Все произошло в тот день, когда Дали к вечеру почувствовал себя сильно уставшим. А они с Галой собирались пойти с друзьями в кино. Поскольку у Дали к тому же еще разболелась голова, он решил остаться дома и пораньше лечь спать. Заканчивая ужин, он жевал камамбер, дорисовывал фон начатой ранее картины, представлявший собой как обычно пейзаж мыса Креус со сломанным оливковым деревом на переднем плане, и ждал, чтобы его посетили какие‑нибудь мысли относительно развития сюжета. Время от времени он кружил по комнате перед своей картиной. «Мне нужен был какой‑нибудь интересный образ, но я никак не мог найти его», – рассказывает он. В конце концов он погасил свет и собрался идти спать. И тут ему явилось видение двух мягких часов: одни из них беспомощно повисли на сломанном суку оливы. Несмотря на усталость и мигрень, Дали тут же развел краски и нарисовал на уже готовом фоне не две пары мягких, растекающихся часов, а три. Но почему именно часы? С одной стороны, это наводит на мысль об «утекающем» времени, «заразившем» своей текучестью часы, которые его измеряют. А с другой – заставляет вспомнить о теориях Эйнштейна, о которых Дали, всегда проявлявший самый живой интерес к научным открытиям, узнал как раз в то самое время. Но все это слишком просто и слишком красиво звучит, чтобы быть правдой.

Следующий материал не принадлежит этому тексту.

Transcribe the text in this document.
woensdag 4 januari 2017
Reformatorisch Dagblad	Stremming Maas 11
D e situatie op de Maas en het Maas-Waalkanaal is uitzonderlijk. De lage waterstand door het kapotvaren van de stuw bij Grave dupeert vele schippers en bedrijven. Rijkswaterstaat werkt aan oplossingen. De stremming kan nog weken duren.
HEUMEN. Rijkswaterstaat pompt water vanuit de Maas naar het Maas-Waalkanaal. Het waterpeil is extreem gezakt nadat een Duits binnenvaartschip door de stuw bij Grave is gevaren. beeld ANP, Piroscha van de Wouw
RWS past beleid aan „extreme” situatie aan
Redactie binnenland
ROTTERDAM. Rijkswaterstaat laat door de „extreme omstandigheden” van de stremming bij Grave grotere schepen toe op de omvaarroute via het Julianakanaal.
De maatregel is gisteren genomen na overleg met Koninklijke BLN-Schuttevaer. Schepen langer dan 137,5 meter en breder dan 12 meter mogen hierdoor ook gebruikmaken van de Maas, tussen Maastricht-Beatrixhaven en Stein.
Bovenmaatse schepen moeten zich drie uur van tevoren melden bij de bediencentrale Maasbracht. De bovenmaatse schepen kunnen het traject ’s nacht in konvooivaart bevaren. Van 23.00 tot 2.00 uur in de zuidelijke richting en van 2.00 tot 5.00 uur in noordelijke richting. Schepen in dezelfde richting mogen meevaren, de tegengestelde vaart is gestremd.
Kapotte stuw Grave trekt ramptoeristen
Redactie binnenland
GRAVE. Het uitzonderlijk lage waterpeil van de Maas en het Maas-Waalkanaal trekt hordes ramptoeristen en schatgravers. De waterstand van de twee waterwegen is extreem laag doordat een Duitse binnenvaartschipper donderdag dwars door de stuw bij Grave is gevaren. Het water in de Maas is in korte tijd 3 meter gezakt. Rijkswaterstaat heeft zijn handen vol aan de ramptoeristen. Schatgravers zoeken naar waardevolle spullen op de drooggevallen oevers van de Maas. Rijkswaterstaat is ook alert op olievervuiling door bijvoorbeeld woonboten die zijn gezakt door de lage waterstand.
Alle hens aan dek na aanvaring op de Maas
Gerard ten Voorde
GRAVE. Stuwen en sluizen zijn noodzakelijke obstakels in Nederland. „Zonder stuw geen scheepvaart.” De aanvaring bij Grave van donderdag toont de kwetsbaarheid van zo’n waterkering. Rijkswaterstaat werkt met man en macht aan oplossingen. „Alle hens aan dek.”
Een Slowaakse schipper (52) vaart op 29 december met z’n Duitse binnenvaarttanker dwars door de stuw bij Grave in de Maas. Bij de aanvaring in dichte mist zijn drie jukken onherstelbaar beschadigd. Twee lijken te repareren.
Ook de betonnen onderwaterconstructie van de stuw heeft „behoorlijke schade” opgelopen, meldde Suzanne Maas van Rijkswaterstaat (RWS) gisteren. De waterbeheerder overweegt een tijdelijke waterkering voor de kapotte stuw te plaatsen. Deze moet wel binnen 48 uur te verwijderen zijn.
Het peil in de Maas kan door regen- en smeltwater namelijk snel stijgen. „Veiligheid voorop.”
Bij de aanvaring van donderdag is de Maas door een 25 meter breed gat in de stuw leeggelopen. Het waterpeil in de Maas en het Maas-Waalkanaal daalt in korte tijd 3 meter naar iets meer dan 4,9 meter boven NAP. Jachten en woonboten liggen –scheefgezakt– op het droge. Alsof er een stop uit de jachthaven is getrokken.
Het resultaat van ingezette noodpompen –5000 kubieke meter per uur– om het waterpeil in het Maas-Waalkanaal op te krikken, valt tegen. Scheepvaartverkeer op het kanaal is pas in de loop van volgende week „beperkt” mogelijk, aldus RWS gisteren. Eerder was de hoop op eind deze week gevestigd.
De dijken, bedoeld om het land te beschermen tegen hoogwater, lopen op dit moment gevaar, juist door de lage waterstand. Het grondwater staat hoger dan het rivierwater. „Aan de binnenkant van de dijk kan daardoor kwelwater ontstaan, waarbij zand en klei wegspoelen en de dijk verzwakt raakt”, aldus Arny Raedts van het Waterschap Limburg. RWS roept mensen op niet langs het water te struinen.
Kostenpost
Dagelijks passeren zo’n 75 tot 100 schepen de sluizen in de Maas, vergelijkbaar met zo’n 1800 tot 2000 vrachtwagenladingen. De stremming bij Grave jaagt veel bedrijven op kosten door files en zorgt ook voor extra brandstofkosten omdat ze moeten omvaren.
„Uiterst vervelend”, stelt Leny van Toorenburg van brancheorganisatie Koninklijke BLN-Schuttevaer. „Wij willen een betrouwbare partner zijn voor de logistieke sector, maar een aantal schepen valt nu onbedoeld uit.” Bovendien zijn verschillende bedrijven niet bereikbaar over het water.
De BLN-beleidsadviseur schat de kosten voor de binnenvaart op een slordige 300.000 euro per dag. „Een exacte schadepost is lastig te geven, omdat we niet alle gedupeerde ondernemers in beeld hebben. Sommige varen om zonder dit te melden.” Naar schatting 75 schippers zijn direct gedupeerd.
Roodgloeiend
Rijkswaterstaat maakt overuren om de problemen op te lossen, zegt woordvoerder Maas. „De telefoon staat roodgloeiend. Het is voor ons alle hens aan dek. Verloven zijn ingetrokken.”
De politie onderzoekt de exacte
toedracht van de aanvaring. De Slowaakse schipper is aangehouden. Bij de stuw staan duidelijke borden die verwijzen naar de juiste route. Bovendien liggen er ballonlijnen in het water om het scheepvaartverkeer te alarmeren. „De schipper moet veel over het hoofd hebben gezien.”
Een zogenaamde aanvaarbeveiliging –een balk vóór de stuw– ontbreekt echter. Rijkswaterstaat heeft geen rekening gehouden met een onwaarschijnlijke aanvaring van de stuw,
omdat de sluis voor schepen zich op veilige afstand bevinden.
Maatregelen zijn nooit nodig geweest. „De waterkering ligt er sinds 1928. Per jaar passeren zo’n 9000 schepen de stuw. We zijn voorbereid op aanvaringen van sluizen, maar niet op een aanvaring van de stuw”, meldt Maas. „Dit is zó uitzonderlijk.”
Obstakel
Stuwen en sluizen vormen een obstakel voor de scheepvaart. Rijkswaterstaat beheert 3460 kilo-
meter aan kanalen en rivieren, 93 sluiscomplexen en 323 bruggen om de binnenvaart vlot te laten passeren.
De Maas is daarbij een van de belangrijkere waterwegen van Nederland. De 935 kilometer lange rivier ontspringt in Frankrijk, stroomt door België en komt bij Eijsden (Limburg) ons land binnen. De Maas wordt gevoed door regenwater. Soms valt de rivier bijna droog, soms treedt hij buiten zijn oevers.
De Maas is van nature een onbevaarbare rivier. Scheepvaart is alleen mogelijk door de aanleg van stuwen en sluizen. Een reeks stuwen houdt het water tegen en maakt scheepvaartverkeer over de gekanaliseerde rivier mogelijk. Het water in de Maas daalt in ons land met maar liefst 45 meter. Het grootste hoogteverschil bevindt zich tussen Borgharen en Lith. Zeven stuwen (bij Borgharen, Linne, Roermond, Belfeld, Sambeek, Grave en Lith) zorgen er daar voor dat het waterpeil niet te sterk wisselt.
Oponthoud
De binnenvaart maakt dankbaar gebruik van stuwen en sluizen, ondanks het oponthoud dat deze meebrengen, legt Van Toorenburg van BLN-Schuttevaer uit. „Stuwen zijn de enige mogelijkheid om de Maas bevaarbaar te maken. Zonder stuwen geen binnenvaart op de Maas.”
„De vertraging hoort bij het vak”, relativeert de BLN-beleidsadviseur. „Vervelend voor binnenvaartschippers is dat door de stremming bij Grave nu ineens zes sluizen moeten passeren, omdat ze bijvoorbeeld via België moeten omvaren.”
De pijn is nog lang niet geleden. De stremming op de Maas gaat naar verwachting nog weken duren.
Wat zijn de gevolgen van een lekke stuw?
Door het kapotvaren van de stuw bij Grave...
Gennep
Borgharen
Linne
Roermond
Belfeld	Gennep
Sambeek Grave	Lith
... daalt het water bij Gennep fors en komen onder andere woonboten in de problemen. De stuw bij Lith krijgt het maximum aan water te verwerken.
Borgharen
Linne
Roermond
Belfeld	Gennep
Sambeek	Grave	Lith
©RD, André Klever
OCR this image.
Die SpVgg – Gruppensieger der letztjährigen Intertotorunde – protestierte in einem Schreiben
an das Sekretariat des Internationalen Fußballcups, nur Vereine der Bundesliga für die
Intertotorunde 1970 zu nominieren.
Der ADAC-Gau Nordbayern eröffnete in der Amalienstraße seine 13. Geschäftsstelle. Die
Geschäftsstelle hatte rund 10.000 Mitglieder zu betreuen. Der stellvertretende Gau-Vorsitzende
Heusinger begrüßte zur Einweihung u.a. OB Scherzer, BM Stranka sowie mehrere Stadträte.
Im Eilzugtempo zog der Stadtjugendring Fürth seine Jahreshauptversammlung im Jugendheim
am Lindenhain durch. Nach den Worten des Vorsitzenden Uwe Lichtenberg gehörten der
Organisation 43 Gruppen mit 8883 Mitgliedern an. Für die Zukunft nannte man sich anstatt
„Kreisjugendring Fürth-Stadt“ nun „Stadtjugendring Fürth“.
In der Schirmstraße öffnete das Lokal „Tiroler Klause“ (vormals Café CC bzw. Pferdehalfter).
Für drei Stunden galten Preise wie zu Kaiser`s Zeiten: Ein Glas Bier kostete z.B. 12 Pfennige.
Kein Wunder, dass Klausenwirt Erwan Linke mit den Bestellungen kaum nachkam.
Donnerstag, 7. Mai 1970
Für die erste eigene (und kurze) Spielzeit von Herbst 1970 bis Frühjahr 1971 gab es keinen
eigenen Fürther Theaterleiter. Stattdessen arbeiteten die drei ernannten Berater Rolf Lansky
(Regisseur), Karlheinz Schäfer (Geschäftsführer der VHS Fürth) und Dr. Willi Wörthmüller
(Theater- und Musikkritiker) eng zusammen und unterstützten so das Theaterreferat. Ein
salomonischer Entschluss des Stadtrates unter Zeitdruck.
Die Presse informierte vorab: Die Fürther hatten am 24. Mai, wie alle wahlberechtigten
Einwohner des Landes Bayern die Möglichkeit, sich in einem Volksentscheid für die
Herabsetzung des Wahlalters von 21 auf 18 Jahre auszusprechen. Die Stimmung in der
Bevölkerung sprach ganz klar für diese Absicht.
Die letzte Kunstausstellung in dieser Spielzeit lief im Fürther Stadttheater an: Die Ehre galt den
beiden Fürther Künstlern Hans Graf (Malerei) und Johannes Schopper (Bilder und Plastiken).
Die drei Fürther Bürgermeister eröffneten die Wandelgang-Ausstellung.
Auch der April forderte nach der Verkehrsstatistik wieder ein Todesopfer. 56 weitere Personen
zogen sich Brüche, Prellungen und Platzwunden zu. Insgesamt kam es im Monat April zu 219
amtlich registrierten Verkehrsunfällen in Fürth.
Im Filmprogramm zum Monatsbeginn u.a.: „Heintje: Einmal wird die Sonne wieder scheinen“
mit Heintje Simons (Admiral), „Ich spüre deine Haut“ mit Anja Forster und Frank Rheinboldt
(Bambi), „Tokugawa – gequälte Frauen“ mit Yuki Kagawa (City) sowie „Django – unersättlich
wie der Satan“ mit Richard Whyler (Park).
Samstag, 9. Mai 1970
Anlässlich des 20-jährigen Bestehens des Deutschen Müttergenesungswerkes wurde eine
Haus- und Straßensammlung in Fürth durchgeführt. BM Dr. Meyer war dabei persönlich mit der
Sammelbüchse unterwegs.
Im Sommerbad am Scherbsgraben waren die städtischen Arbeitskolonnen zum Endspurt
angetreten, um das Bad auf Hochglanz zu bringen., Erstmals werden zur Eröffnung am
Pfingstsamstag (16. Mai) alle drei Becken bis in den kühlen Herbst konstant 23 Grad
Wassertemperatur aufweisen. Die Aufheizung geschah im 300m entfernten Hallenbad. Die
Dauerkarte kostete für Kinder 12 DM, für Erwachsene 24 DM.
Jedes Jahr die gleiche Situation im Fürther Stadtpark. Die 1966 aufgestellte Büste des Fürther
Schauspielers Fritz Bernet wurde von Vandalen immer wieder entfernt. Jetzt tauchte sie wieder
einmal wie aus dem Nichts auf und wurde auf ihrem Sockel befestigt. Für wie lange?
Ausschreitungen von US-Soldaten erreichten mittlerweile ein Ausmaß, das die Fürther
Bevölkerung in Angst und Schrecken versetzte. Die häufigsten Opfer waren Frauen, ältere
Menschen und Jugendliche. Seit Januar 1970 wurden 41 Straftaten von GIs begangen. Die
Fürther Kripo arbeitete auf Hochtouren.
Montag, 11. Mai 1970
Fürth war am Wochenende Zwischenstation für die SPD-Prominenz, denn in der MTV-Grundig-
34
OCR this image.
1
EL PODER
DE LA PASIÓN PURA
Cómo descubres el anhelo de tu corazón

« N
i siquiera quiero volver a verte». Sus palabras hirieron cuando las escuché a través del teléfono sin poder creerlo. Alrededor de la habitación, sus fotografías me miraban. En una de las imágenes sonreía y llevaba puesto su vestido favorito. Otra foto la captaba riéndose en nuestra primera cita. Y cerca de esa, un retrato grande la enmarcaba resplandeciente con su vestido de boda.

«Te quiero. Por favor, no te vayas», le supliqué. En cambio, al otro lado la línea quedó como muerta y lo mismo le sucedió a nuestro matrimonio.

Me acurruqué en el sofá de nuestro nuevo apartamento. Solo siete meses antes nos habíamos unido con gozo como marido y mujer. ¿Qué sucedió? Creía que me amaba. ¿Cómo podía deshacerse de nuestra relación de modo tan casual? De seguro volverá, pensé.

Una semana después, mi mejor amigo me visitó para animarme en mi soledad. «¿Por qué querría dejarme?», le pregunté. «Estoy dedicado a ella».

Почему все часы, нарисованные Дали на этой картине, показывают разное время? На тех, что висят на ветке оливы, шесть часов; на тех, что мягко растеклись по голове Великого мастурбатора и похожи на морского моллюска, половина первого, а на третьих, что на переднем плане, – без пяти семь. Что означают муравьи, выстроившиеся в концентрическом порядке на задней стороне еще одних часов, лежащих циферблатом вниз?

Когда Гала вернулась из кино, она увидела законченное полотно. Дали ждал, что она скажет. Ее вердикт был таков. «Единожды увидев эту картину, никто не сможет ее забыть», – изрекла Гала.

Много лет спустя, в 1985 году, нобелевский лауреат в области химии знаменитый Пригожин[356], с которым Дали пожелал встретиться, предчувствуя свой близкий конец, поинтересовался у художника (поскольку был наслышан, что тот является страстным поклонником науки), не Эйнштейн ли вдохновил его на создание этой картины. В свое время многие задавались этим вопросом. Дали, к 1985 году сильно сдавший физически, попросил у Пригожина несколько дней на размышление и ответил на его вопрос письмом: «Вы спросили меня, думал ли я об Эйнштейне, когда рисовал мягкие часы. Я отвечаю вам отрицательно, дело в том, что связь пространства со временем давно была для меня абсолютно очевидной, поэтому ничего особенного в этой картине для меня не было, она была такой же, как любая другая. В пояснительной записке, хранящейся в архиве нью‑йоркского Музея современного искусства, я классифицировал эту картину следующим образом: во всем виноваты греки, сделавшие своим богом Хроноса, пожравшего собственного сына, а Гойя лишь запечатлел это на своей картине. Свое преклонение перед связкой "пространство–время" я смог выразить благодаря сыру, паранойя‑критическому камамберу, растаявшему и меланхолично растекшемуся, но не ставшему из‑за этого менее аппетитным. Вывод: Гойя не имел никакого представления о взаимозависимости пространства и времени, я же сумел использовать ее в нужном мне русле и весьма наглядно. К этому я могу добавить, что в тот момент, когда я рисовал свои мягкие часы, я много думал о Гераклите[357]. Именно поэтому моя картина носит название "Постоянство памяти". Памяти о взаимосвязи пространства и времени. Чтобы превратить что‑либо в камень, нужно взять суперстуденистую субстанцию и творчески поработать с ней. Самый лучший пример тому – Боччиони».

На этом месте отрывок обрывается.